Hunkered low, her leg muscles shaking, Ciara darted to the thicket. She dropped to her stomach and used her forearms to crawl into the gap beneath the lowest branches, acutely aware she had dragged the body of the man she had killed into this space to hide him. Guilt gnawed at her. She crawled until she could see the camp through a web of thorns.

No wonder it had been so quiet: the camp was empty, the fire a smoking shell of ash.

Isa, Tonraq and Sebastian pushed through branches on either side of her.

"They're gone," Sebastian said in disbelief. "They've moved."

"Or they're lying in wait," Isa suggested.

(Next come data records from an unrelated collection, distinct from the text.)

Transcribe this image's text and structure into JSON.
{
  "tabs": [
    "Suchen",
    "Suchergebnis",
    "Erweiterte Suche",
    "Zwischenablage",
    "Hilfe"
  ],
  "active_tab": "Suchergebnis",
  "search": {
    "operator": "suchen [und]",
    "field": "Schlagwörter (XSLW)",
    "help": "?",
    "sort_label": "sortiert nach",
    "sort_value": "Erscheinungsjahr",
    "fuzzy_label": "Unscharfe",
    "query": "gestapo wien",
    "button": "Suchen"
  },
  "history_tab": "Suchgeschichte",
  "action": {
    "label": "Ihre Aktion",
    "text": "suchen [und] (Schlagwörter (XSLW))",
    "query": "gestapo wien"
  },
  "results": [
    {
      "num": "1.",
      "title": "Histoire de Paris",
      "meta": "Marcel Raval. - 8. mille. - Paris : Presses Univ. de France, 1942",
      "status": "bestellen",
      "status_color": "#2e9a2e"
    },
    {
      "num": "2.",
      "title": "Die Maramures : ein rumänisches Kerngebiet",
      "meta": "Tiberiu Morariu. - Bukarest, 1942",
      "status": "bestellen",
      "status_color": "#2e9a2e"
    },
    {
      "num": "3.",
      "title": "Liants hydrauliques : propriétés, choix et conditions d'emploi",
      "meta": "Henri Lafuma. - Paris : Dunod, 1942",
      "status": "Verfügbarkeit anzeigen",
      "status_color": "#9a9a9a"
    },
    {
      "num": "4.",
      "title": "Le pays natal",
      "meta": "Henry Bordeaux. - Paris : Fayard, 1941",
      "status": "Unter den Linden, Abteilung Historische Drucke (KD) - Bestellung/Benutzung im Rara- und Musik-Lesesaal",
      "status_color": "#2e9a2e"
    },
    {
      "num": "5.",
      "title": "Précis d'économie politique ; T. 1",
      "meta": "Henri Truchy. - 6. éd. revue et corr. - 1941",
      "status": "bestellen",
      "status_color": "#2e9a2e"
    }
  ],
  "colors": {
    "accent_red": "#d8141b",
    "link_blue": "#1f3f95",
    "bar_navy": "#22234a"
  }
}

Ciara twisted to look behind. There was no sign of life in the clearing, either.

"We've left tracks," Sebastian murmured, and unease trickled between her shoulder blades. Wedged under the hollies they were sitting targets, but if they moved, they might attract attention.

Isa had already decided. She shuffled backwards, and the others had no choice but to follow suit.

"Aunt, be careful," Sebastian hissed.

Isa strolled into the camp with her hands lingering by her belt.

"She's going to get herself killed," Ciara said.